In 55 Episoden werden wir von der mehr als unzuverlässigen Ich-Erzählerin, Inge Heiligstetter, in ihren Alltag in einem Pflegeheim eingeführt.
Beiläufig ist zu erfahren, dass sie ihre Küche angezündet hat, vorsätzlich oder aus Unachtsamkeit, wer weiß, eher absichtlich. Helene, ihre Tochter, von der wir so nebenbei erfahren, dass sie ein Kuckuckskind ist, besucht sie regelmäßig.
Präsenter aber sind ihr der verstorbene Mann Herbert, das nicht geborene Kind Lukas und der Pfleger Manfred, Manni für seine Freunde und für Inge. Inge ist offensichtlich hochgradig dement, oder ist das ein Spiel?
Jedenfalls liegen da ein paar dunkle Geheimnisse in der Vergangenheit, an ihrem Arbeitsplatz bei Import-Export, in der Ehe. »Die Stille sitzt in jedem Handgriff« heißt es gleich im ersten Satz. Die Stille des Vergessens, des Verdrängens? Dementen kommt ja zunächst die Welt abhanden, dann kommen sie der Welt abhanden.
In Inges Phantasiewelt ist die erwachsene Tochter, der der Mann ihrer beiden Kinder abhanden gekommen ist, das ewige Kind, während sie selbst in großen Schritten diesem Zustand zustrebt. Vorsicht ist geboten, »die hängen einem hier sofort eine Diagnose an.«
Ihr Verbündeter im Heim ist der Zivildiener Manni, der sich rührend um die Patientin kümmert, die weder in Zeit noch Raum orientiert ist. Er erweist ihr auch als junger Medizinstudent die Treue. Sie nennt ihn schon einmal auch Tom.

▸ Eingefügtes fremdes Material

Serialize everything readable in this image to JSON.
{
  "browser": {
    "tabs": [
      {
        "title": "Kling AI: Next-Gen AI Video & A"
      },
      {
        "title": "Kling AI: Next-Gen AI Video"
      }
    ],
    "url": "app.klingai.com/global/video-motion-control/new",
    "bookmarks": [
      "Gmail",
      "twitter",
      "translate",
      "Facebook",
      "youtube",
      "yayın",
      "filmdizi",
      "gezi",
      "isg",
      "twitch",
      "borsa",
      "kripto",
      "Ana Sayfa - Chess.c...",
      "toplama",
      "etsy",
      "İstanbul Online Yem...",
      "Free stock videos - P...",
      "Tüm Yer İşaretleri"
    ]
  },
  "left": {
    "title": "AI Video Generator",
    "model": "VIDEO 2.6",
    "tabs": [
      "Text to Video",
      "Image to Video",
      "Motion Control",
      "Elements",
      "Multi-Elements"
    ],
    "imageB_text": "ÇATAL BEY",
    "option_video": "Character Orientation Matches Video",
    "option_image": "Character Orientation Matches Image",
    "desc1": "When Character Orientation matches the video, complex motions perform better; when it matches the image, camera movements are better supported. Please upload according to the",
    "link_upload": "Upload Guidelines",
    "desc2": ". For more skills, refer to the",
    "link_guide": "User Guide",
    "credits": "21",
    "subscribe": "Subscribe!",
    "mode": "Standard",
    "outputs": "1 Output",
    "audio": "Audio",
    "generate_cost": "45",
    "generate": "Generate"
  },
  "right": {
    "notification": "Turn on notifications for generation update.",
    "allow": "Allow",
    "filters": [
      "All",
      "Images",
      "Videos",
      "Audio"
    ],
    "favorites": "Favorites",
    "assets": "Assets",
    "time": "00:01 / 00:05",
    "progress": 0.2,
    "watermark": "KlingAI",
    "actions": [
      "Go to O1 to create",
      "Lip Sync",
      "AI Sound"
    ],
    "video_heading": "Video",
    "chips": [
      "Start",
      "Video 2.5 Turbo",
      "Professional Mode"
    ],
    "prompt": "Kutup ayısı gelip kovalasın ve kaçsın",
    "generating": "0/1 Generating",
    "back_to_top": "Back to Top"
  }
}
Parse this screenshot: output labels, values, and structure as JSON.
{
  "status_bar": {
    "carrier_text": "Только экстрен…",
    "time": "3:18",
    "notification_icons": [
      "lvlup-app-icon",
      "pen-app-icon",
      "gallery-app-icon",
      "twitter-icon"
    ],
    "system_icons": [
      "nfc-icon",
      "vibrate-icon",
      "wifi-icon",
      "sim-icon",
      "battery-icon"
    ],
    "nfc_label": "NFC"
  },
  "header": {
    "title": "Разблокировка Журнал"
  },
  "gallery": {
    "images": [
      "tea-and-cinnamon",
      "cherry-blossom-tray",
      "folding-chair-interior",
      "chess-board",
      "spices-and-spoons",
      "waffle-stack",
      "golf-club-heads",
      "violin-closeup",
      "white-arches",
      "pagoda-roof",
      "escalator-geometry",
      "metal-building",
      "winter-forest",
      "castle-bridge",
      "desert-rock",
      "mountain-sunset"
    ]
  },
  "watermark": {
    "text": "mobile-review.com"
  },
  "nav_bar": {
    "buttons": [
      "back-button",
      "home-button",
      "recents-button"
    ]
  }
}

»Helene, sage ich. Ich sage es schweigend. Helene, du bist ein gutes Kind, sage ich. Nur hör mit dem Lügen auf.« Was gesagt werden kann, kann auch kurz gesagt werden. Eine kurze Textprobe, die nicht das Phänomen der Projektion zeigen will, sondern den Sprachduktus, gewürzt mit lieblichen, gewitzten, ironischen bis gewagten Sprachbildern.
Der gesamte Romantext ist unterlegt mit kurzen bis relativ langen kursiven Passagen, manche in Gedichtform. Hier ändert sich der Rhythmus, die Melodie, der Satzbau, die Texte folgen der Logik. Ist es der Inhalt von Inges Stapel Hefte, in die auch andere Akteure eintragen?
Wie gesagt, kein Text, – mit 190 Seiten von handlichem Umfang – den man schnell zwischendurch konsumiert. Ich habe Tage gebraucht.
Empfehlung!
Zu Henriette lächelt
"...
Henriette lächelt ist ein Roman, in dem alles flirrend ist, alles unerträglich leicht und unerträglich schwer gleichzeitig, in dem Traum und Wirklichkeit ineinander fließen, in dem Margeriten in Herzen wachsen, alle Leibesfülle schwerelos wird, verfasst in makellosem Stil."
© Peter Stephan Cremer, Gottschalks Buchhandlung Leverkusen, Juli 2023
Andrea Heinisch gelingt es blendend in ihrem Buch "Henriette lächelt" das Innenleben der dicken Henriette zu beschreiben, die von ihrer Mutter bevormundet wird. Das allerdings auch lange nach ihrem Tod. Denn die Dialoge mit ihrer Mutter hat die Henriette die Buchhalterin so sehr verinnerlicht, dass sie immer weitergehen. Selbst ihre Mutter fühlt sie immer in ihrer Nähe.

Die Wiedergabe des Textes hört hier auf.